As per usual, we’ll start by loading the relevant packages as well as our data. The file we’ll read in has data on 651 movies. I’m particularly interested in how the critic’s ratings relate to the audience’s ratings.
library(dplyr)
library(ggplot2)
movies <- read.csv('https://raw.githubusercontent.com/idc9/stor390/master/data/movies.csv')
#now take a look at the data
View(movies)
movies %>% ggplot(aes(critics_score, audience_score))+geom_point()
movies %>% ggplot(aes(imdb_num_votes, imdb_rating))+geom_point()
movies %>% ggplot(aes(runtime)) + geom_histogram()
lm(audience_score~critics_score, data=movies)
The equation is
audience_score = \(0.501\cdot\) critics_score \(+ 33.4\)
What audience_score would we predict for a movie with a critics score of 50?
What audience_score would we predict for a movie with a critics score of 80?
What audience_score would we predict for a movie with a critics score of 0?
movies %>% ggplot(aes(critics_score, audience_score))+geom_point()+
geom_smooth(method="lm")
Residuals are the difference between actual values and what our model (meaning our best-fit line in this case) predicted. The code below calculates the residuals and assigns them to a new columns in our data set. A positive residual in this case means that the audience like the movie more than we might expect based on the critic’s scores.

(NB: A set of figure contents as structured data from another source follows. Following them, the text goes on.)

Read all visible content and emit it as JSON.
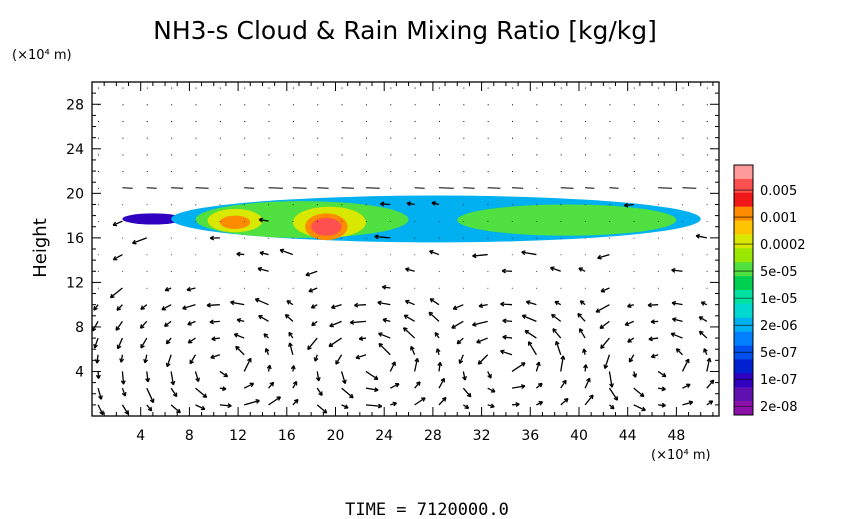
{
  "chart_data": {
    "type": "heatmap",
    "title": "NH3-s Cloud & Rain Mixing Ratio [kg/kg]",
    "ylabel": "Height",
    "xunit": "(×10⁴ m)",
    "yunit": "(×10⁴ m)",
    "xlim": [
      0,
      51.5
    ],
    "ylim": [
      0,
      30
    ],
    "xticks": [
      4,
      8,
      12,
      16,
      20,
      24,
      28,
      32,
      36,
      40,
      44,
      48
    ],
    "yticks": [
      4,
      8,
      12,
      16,
      20,
      24,
      28
    ],
    "footer": "TIME = 7120000.0",
    "colorbar": {
      "labels": [
        "0.005",
        "0.001",
        "0.0002",
        "5e-05",
        "1e-05",
        "2e-06",
        "5e-07",
        "1e-07",
        "2e-08"
      ],
      "colors": [
        "#ff9a9a",
        "#ff5050",
        "#f01818",
        "#ff8c00",
        "#ffc400",
        "#d8e800",
        "#9ae800",
        "#50e040",
        "#00d050",
        "#00e0a0",
        "#00d8d0",
        "#00b0f0",
        "#0080ff",
        "#0050f0",
        "#0020d0",
        "#3000c0",
        "#6010b0",
        "#8a10a8"
      ]
    },
    "cloud_layers": [
      {
        "x": [
          2.5,
          7.5
        ],
        "y": [
          17.2,
          18.2
        ],
        "level": 1
      },
      {
        "x": [
          6.5,
          50
        ],
        "y": [
          15.6,
          19.8
        ],
        "level": 2
      },
      {
        "x": [
          8.5,
          26
        ],
        "y": [
          16.0,
          19.3
        ],
        "level": 3
      },
      {
        "x": [
          30,
          48
        ],
        "y": [
          16.2,
          19.0
        ],
        "level": 3
      },
      {
        "x": [
          9.5,
          14
        ],
        "y": [
          16.5,
          18.6
        ],
        "level": 4
      },
      {
        "x": [
          16.5,
          22.5
        ],
        "y": [
          16.0,
          18.8
        ],
        "level": 4
      },
      {
        "x": [
          10.5,
          13
        ],
        "y": [
          16.8,
          18.0
        ],
        "level": 6
      },
      {
        "x": [
          17.5,
          21
        ],
        "y": [
          15.8,
          18.2
        ],
        "level": 6
      },
      {
        "x": [
          18,
          20.5
        ],
        "y": [
          16.2,
          17.8
        ],
        "level": 8
      }
    ]
  }
}
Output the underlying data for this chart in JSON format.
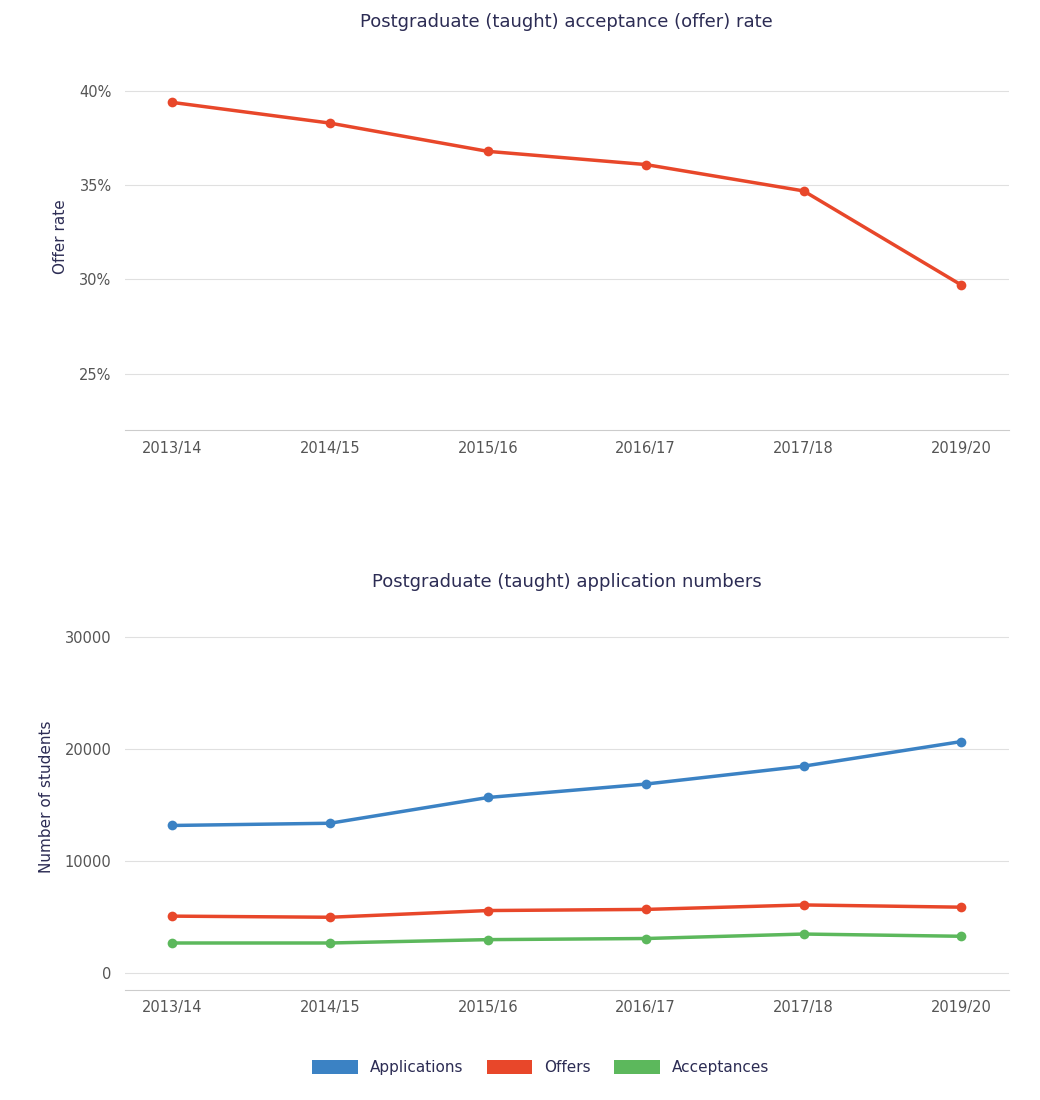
{
  "years": [
    "2013/14",
    "2014/15",
    "2015/16",
    "2016/17",
    "2017/18",
    "2019/20"
  ],
  "offer_rate": [
    0.394,
    0.383,
    0.368,
    0.361,
    0.347,
    0.297
  ],
  "applications": [
    13200,
    13400,
    15700,
    16900,
    18500,
    20700
  ],
  "offers": [
    5100,
    5000,
    5600,
    5700,
    6100,
    5900
  ],
  "acceptances": [
    2700,
    2700,
    3000,
    3100,
    3500,
    3300
  ],
  "title1": "Postgraduate (taught) acceptance (offer) rate",
  "title2": "Postgraduate (taught) application numbers",
  "ylabel1": "Offer rate",
  "ylabel2": "Number of students",
  "color_red": "#E8472A",
  "color_blue": "#3B82C4",
  "color_green": "#5CB85C",
  "legend_labels": [
    "Applications",
    "Offers",
    "Acceptances"
  ],
  "title_color": "#2C2C54",
  "axis_label_color": "#2C2C54",
  "tick_color": "#555555",
  "grid_color": "#E0E0E0",
  "spine_color": "#CCCCCC"
}
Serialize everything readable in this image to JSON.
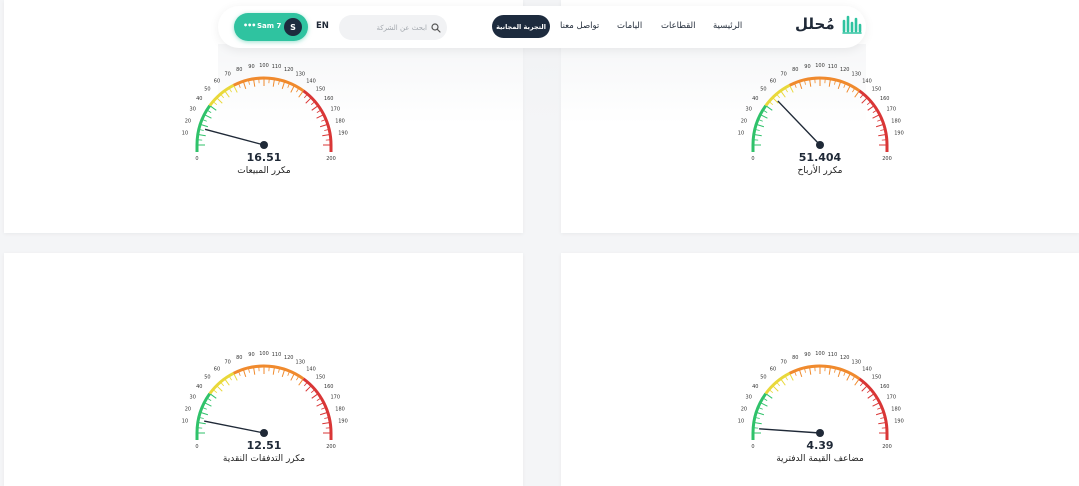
{
  "nav": {
    "logo": "مُحلل",
    "links": [
      "الرئيسية",
      "القطاعات",
      "اليامات",
      "تواصل معنا"
    ],
    "trial_button": "التجربة المجانية",
    "search_placeholder": "ابحث عن الشركة",
    "language": "EN",
    "user_name": "Sam 7",
    "user_initial": "S",
    "user_menu": "•••"
  },
  "gauge_scale": {
    "min": 0,
    "max": 200,
    "ticks": [
      0,
      10,
      20,
      30,
      40,
      50,
      60,
      70,
      80,
      90,
      100,
      110,
      120,
      130,
      140,
      150,
      160,
      170,
      180,
      190,
      200
    ],
    "color_bands": [
      {
        "from": 0,
        "to": 40,
        "color": "#2fc26a"
      },
      {
        "from": 40,
        "to": 70,
        "color": "#e9d83a"
      },
      {
        "from": 70,
        "to": 140,
        "color": "#f08a2d"
      },
      {
        "from": 140,
        "to": 200,
        "color": "#d93636"
      }
    ]
  },
  "gauges": [
    {
      "value_text": "51.404",
      "value": 51.404,
      "label": "مكرر الأرباح"
    },
    {
      "value_text": "16.51",
      "value": 16.51,
      "label": "مكرر المبيعات"
    },
    {
      "value_text": "4.39",
      "value": 4.39,
      "label": "مضاعف القيمة الدفترية"
    },
    {
      "value_text": "12.51",
      "value": 12.51,
      "label": "مكرر التدفقات النقدية"
    }
  ],
  "colors": {
    "accent": "#2fc3a0",
    "dark": "#1d2b3e",
    "needle": "#1f2937"
  }
}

m <- lm(audience_score~critics_score, data=movies)
movies$residuals <- residuals(m)
First, let’s take a look at the residuals:
View(movies)
We can use box plots to see which types of movies audience’s like more (and less) than critics.
movies %>% ggplot(aes(genre, residuals))+geom_boxplot()+ theme(axis.text.x = element_text(angle = 90))
Another way to look at this is to make a different best fit line for each movie genre. We can do that graphically as follows:
movies %>% ggplot(aes(critics_score, audience_score, group=genre, color=genre))+geom_point(size=0.5)+geom_smooth(aes(color=genre), method="lm", se=FALSE)